The last few years have been tough on Bulleit. He was diagnosed with colon cancer in October of 2018. Art has been a passion for him all his life, and it now serves as a great therapy choice when Laura Chamberlin, art therapist with Norton Cancer Institute, led him through some sessions. 

“I find with the oncology population, the goal is to reduce stress and anxiety, to have the patients find hope," she said.

Bulleit’s art is on display at the Norton Cancer Institute in Brownsboro. One of his pieces, known as the "Blue Angel", depicts a tired healthcare worker grappling with the COVID-19 pandemic.

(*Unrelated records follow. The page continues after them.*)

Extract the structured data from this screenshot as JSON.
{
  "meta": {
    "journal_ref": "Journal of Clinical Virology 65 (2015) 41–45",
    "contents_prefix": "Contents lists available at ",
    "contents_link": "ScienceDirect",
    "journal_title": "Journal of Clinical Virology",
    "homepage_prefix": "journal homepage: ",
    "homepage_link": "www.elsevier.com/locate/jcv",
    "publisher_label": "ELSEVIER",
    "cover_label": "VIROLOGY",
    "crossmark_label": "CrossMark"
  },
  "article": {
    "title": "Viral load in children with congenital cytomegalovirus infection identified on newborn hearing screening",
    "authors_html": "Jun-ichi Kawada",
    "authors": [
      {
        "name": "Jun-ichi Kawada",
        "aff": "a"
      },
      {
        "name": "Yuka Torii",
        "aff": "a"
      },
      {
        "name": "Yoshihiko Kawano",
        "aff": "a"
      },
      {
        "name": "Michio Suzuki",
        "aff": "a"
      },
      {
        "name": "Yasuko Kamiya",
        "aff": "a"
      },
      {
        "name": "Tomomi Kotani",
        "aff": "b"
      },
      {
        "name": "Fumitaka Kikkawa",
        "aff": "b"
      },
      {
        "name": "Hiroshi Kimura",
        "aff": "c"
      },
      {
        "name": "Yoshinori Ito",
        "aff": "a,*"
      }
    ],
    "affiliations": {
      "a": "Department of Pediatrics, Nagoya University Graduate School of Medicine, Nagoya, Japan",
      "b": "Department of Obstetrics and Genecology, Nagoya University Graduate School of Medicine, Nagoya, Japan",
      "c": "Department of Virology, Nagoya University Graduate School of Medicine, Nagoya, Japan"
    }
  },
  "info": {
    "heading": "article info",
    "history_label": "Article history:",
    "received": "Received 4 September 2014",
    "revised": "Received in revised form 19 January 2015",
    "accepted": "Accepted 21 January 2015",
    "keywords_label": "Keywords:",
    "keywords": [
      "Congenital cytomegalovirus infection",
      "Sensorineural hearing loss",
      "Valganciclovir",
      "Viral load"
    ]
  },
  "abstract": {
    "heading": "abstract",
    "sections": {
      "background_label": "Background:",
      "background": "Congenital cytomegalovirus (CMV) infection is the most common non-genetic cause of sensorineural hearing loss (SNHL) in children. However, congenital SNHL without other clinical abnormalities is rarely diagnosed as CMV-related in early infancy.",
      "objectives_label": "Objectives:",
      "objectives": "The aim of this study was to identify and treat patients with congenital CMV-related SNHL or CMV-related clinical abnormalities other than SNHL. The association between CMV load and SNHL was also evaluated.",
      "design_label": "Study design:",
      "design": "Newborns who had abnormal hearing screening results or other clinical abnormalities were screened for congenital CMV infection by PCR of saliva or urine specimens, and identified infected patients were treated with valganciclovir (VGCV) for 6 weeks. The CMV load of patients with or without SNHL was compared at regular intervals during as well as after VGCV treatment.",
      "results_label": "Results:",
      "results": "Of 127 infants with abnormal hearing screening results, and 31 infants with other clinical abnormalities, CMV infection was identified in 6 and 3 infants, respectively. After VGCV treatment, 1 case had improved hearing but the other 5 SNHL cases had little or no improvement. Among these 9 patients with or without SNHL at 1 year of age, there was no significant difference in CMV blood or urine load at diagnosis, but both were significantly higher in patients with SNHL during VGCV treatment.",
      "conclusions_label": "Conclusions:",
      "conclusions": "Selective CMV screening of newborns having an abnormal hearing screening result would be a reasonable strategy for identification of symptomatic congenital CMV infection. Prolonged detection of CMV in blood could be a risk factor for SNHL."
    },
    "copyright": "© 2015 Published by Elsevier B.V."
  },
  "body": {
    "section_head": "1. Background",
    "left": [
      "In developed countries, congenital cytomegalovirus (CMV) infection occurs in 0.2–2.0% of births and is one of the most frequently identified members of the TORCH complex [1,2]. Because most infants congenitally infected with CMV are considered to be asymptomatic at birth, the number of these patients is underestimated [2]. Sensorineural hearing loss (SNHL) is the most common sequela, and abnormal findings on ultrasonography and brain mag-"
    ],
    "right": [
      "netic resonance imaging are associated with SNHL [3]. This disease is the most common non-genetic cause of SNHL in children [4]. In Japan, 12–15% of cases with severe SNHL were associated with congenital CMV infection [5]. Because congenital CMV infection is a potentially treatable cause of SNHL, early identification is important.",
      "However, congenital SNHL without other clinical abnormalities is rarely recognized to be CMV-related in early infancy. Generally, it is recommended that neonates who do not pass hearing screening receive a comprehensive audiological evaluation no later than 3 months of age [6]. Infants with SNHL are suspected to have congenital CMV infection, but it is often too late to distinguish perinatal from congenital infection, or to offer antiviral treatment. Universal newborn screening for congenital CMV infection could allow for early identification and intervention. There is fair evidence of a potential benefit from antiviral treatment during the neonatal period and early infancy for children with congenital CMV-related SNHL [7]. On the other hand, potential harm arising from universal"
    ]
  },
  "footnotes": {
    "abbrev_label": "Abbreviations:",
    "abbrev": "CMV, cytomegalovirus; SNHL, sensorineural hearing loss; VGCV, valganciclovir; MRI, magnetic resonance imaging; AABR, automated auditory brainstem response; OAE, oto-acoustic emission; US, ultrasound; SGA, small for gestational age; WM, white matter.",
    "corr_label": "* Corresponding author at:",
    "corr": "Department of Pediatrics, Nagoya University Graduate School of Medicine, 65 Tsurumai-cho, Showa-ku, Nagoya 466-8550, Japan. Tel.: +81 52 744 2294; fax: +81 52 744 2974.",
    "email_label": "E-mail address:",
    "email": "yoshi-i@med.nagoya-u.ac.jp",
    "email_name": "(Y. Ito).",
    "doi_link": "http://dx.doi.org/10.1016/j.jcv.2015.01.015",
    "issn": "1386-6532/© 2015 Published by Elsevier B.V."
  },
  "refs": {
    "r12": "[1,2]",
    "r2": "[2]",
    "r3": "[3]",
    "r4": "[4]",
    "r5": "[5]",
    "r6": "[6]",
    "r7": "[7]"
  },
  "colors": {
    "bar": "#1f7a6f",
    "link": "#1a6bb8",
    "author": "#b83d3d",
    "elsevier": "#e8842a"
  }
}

It has grabbed the attention of many across the country.

“It’s going to be in a national magazine next month, won two awards, and bought by a gallery,” Bulleit said. “I got more responses on Facebook than anything I’ve ever done.”

Inspiration for the "Blue Angel" came from Bulleit’s positive attitude and experience toward the nurses who have helped guide him during his cancer journey. He wanted to use the opportunity to pay tribute to their heroism during the pandemic.

“I’m usually inspired by people who inspire me, so that’s how I paint something. I react to it and can’t seem to hold in, I have to do something,” he said.